Ces premières mobilités portuaires autour de la commercialisation des marchandises d’usages licites sont complétées par celles pour la répartition et la diffusion des marchandises d’usages illicites, les drogues opiacées en premier lieu : bien sûr les cargos requis sont en apparence les mêmes que ceux transportant des produits d’usages licites, mais les passagers, eux, sont différents : alors que les Afghans, au fur et à mesure de la répétition des traversées de Trabzon ou de Poti vers Burgas, puis de Burgas vers les mêmes ports et vers Sotchi et Odessa, se mêlent avec les habitants des cinq ou six (Abkhazie) nations qui bordent la Mer Noire, augmentés de Polonais et de Serbes attirés par les sources d’arrivage des produits passés par le Golfe, les transports de cargaisons de dérivés d’opium ne supportent que des accompagnateurs d’identités uniques… Géorgiens, ou Russes ou Ukrainiens. Il en va de même lors des escales dans les hôtels des ports, puis, plus tard, lors des accompagnements par les voies terrestres. Les femmes, pour le travail du sexe dans les ports turcs, embarquent à Sotchi lorsqu’elles sont originaires des républiques caucasiennes et à Odessa lorsqu’elles sont Moldaves ou Ukrainiennes et se rendent vers une destination unique en Italie du Sud ou sur les côtes du Levant espagnol.

3- Devenir « voyageur » transmigrant.

« (…) c’est pendant le mois des traversées que nous apprenons la langue universelle : le ‘broken english’ que nous parlons de l’Afghanistan à la Mer Noire, se charge de mots russes , polonais et bulgares, ajoutés une fois pour toutes ou à utiliser selon les lieux.(…) et ça, le renouvellement du broken, on le fera ensuite selon les chemins qu’on prend. (…) on apprend pendant ce mois sur mer et dans les ports à parler à tous, comme si on avait inventé la langue passe-partout, alors tu es bien dans tous les ports et après, si on va vers l’Europe ; les gestes restent les mêmes, le broken english organise la parole, et les mots nouveaux apparaissent selon où tu es et à qui tu parles.(…) » (un Baloutche Iranien de Meched circulant en compagnie d’un Baloutche Afghan d’Hérat).

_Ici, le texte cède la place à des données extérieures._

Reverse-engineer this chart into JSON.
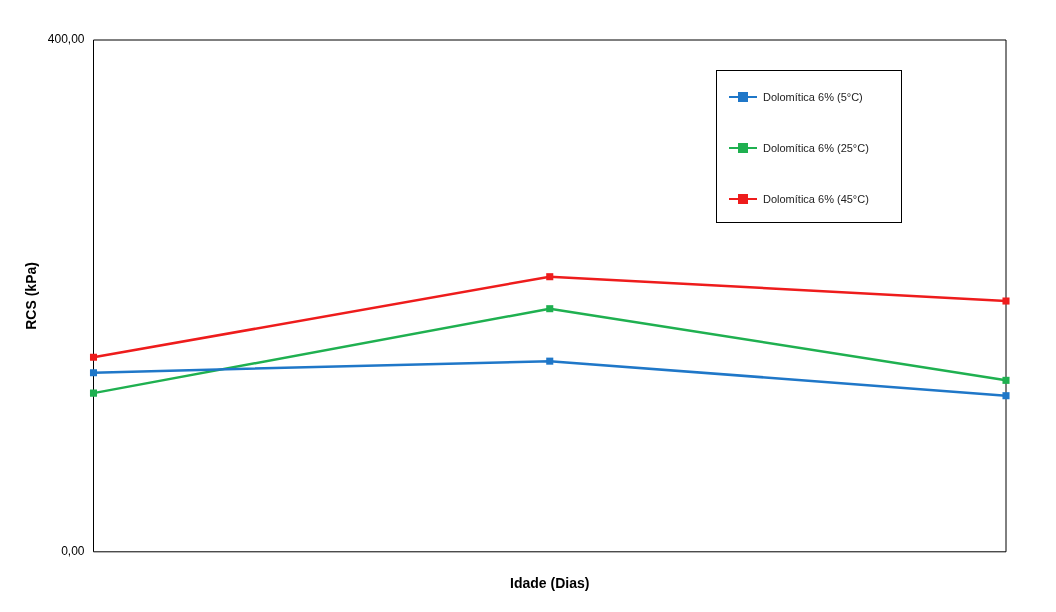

« (…) moi, ce qui m’a le plus secoué, et qui a fait que j’ai poursuivi la route vers l’Italie, c’est de constater que je pouvais parler à tous, mais surtout d’entendre des anciens revenus déjà d’Espagne, nous dire que tout le long du chemin il y a des terres des croyants.(…) tu sais que c’est plus facile pour la prière et pour du travail en route, et on te dit qu’un tel de Kandahar ou de Farah s’est marié avec une fille de croyants et maintenant travaille comme berger, ou boucher, ou agriculteur en Macédoine ou en Italie.(…) là où il est, ça devient une étape. (…) j’ai appris aussi, dans nos discussions à Trabzon, et quand j’ai navigué avec des Polonais ou des Ukrainiens, que peu importe la religion pour faire du commerce de parole chez les pauvres. Au contraire, plus tu circules avec des compagnons de langues et de religions différentes, plus tu as des chances d’aller loin et de faire de plus grands projets (…). J’ai aussi compris, sur la mer, que si j’allais vers le nord, je serais toujours avec des Turcs, oui mais comme patrons, et des Polonais ; et au Sud c’est beaucoup plus mélangé, tu n’es pas aussi encadré ; peut-être un peu par des Marocains ; (…) bien sûr j’ai choisi le sud(…) tout ça, c’est à Trabzon et dans les autres ports, Odessa, Burgas qu’on l’apprend avec ceux qui ont déjà fait la route, avec ceux qui arrivent pour la première fois (…) et tu as confiance ou non, quelle que soit l’origine(…) ». (Baloutche Afghan de Farah).

3.1-L’entité « rives de la Mer Noire » : les mélanges, les recompositions pour prendre la « bonne route ». Un port emblématique : Trabzon ou Trébizonde.

Trabzon, port situé au nord est de la Turquie, non loin de la frontière géorgienne, est emblématique des brassages sociaux, ethniques et économiques caractéristiques des ports de la Mer Noire. Lieu de sortie de produits vivriers, de minéraux et de populations Moyen orientales à destination de l’Europe et passant par la ville turque de Van, il est situé entre deux autres grands ports sur la Mer Noire, Samson et son important trafic industriel de fabrications turques en sous-traitance européenne, et Poti, nouveau port polyvalent géorgien. Cette ville, presque millionnaire, est le fruit d’une histoire cosmopolite à la hauteur de celle d’Istanbul : capitale de « l’empire Byzantin de Trébizonde » du XIIIème au XVème siècle, après la chute de Byzance, elle fut peuplée jusqu’au début du XXème par de fortes minorités Grecques et Arméniennes, partiellement déportées et massacrées entre 1915 et 1923. Ces populations sont encore présentes, augmentées d’Italiens, attirant des communautés des différentes Eglises chrétiennes18, et donc perpétuant le commerce de proximité ou de transit avec les différentes nations riveraines de la Mer Noire et de grands ports méditerranéens.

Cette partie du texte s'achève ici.